Over the last couple of days I've been working on bashing all bugs out of
current CVS binutils from Cygnus. The result is that as of yesterday
my working version is probably better then ever.
The downside: one of the bugs, misstreating R_MIPS_32 relocations was
present in all previous versions of binutils. Here the details for those
who care:
Assume two source file, the first one:
.data
.globl var
var: .word external_reference
Using binutils 2.8.1 the assembler outputs the following relocation record:
RELOCATION RECORDS FOR [.data]:
OFFSET TYPE VALUE
0000000000000000 R_MIPS_32 external_reference
That's the correct behaviour. So, now make that a reference to a
global variable defined in the same source:
.data
.globl var
var: .word other
.globl other
other: .word 42
This time the assembler will emit:
RELOCATION RECORDS FOR [.data]:
OFFSET TYPE VALUE
0000000000000000 R_MIPS_32 .data
This relocation should be against other. Why is this a problem? Assume
both files would be referencing the same global variable. They get
linked together as part of a final program / library. Then at runtime
the linker will resolve the one reference to the local instance of the
variable and possibly to another instance for the other reference.

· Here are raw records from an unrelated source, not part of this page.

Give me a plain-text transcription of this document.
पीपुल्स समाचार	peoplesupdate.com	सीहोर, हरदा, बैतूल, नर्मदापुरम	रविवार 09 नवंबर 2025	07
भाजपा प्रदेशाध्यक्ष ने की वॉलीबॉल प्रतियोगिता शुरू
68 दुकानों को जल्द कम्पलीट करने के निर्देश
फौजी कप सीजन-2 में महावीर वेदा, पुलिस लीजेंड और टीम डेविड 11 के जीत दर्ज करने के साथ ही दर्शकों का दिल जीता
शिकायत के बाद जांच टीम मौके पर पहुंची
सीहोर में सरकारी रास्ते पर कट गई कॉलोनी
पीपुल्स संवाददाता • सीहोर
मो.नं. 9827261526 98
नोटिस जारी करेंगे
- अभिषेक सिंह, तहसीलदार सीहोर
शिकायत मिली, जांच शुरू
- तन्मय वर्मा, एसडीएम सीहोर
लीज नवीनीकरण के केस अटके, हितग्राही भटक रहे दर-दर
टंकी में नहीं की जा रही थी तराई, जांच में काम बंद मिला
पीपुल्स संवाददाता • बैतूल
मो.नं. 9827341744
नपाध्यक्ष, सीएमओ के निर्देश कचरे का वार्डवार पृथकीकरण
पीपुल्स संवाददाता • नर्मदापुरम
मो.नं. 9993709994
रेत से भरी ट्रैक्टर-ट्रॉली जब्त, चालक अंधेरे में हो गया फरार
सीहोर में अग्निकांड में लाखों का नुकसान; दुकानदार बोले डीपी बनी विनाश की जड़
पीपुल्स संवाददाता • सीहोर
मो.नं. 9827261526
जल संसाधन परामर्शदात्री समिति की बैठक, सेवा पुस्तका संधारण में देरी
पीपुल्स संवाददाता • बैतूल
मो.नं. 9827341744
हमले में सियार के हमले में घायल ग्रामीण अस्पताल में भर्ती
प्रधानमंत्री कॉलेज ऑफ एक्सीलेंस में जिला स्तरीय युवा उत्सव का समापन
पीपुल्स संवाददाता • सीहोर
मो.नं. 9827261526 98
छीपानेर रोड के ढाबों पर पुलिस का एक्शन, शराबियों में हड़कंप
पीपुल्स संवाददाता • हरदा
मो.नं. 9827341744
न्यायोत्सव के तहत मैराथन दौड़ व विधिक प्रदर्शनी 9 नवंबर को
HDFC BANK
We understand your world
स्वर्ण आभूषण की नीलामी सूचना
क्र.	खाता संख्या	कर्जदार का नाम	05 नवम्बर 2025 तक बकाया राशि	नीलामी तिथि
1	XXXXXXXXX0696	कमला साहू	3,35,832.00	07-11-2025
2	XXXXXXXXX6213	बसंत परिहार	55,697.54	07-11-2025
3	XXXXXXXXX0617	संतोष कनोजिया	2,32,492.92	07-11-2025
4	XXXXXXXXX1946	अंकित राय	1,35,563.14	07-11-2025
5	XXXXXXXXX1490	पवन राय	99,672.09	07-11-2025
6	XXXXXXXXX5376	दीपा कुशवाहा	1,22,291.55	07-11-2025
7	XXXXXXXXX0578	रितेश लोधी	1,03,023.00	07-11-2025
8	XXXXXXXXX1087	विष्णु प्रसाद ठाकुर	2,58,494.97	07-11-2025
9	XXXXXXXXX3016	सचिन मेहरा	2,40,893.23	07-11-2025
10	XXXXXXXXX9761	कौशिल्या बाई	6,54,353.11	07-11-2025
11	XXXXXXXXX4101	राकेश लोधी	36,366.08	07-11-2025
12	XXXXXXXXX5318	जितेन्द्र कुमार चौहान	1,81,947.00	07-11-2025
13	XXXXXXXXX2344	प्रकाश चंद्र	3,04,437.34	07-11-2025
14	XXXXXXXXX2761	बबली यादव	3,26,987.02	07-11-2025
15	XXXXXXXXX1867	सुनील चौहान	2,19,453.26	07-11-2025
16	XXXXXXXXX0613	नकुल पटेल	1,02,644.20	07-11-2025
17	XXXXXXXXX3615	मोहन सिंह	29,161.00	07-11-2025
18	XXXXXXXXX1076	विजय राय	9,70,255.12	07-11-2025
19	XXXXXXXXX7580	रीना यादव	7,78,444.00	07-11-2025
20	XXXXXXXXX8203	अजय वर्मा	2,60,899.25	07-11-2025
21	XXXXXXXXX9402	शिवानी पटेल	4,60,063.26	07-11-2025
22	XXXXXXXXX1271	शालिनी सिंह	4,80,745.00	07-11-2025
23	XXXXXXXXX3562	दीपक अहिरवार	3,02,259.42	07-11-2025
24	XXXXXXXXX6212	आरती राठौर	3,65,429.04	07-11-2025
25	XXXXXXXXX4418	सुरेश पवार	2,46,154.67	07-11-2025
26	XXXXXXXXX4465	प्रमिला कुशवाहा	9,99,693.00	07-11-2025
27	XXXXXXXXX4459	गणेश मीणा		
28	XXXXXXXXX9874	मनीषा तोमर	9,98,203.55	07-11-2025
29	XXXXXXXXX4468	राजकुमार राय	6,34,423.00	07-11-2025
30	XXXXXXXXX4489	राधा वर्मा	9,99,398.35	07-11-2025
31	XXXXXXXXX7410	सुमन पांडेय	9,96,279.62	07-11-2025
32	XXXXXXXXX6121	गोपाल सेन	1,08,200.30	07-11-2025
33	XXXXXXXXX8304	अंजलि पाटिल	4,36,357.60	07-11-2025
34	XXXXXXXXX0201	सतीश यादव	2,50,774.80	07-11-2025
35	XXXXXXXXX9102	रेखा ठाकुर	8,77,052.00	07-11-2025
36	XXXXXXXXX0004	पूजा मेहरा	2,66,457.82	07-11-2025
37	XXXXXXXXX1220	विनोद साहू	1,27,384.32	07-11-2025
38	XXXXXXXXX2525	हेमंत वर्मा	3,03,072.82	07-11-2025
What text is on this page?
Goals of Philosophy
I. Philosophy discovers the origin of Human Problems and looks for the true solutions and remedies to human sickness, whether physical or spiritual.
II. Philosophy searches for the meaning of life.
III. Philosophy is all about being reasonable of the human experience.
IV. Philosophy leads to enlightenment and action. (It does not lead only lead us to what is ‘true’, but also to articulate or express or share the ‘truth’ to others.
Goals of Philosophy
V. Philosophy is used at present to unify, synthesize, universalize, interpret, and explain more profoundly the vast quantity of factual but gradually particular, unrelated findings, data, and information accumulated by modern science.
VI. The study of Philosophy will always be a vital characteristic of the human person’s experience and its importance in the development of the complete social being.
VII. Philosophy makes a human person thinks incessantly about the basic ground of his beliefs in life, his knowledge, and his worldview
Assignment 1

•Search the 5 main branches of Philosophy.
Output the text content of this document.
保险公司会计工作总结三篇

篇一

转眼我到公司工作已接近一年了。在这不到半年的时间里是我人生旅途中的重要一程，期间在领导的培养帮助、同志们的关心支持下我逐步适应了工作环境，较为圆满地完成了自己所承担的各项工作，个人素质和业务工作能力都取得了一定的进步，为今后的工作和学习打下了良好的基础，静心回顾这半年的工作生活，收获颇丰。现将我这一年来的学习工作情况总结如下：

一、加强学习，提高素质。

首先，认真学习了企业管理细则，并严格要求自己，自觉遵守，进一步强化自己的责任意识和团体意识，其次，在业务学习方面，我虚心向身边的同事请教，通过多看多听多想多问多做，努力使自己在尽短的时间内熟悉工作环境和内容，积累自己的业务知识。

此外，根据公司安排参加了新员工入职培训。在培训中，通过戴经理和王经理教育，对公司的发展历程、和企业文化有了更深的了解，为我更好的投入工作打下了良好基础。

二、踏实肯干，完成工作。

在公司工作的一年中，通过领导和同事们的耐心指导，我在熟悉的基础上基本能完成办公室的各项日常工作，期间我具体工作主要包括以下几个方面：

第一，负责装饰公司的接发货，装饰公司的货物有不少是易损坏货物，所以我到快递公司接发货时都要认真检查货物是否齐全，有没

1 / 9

This problem may sound rather theoretical. Well, it isn't. Lots of
software out there does nasties like ``int errno = 0;''. So once we're
finished with fixing binutils every single binary should be recompiled
and eventually exchanged in order to finally get rid of it's effect.
It's probably only causing actual problems in a very small number of
binaries but I though I should mention it.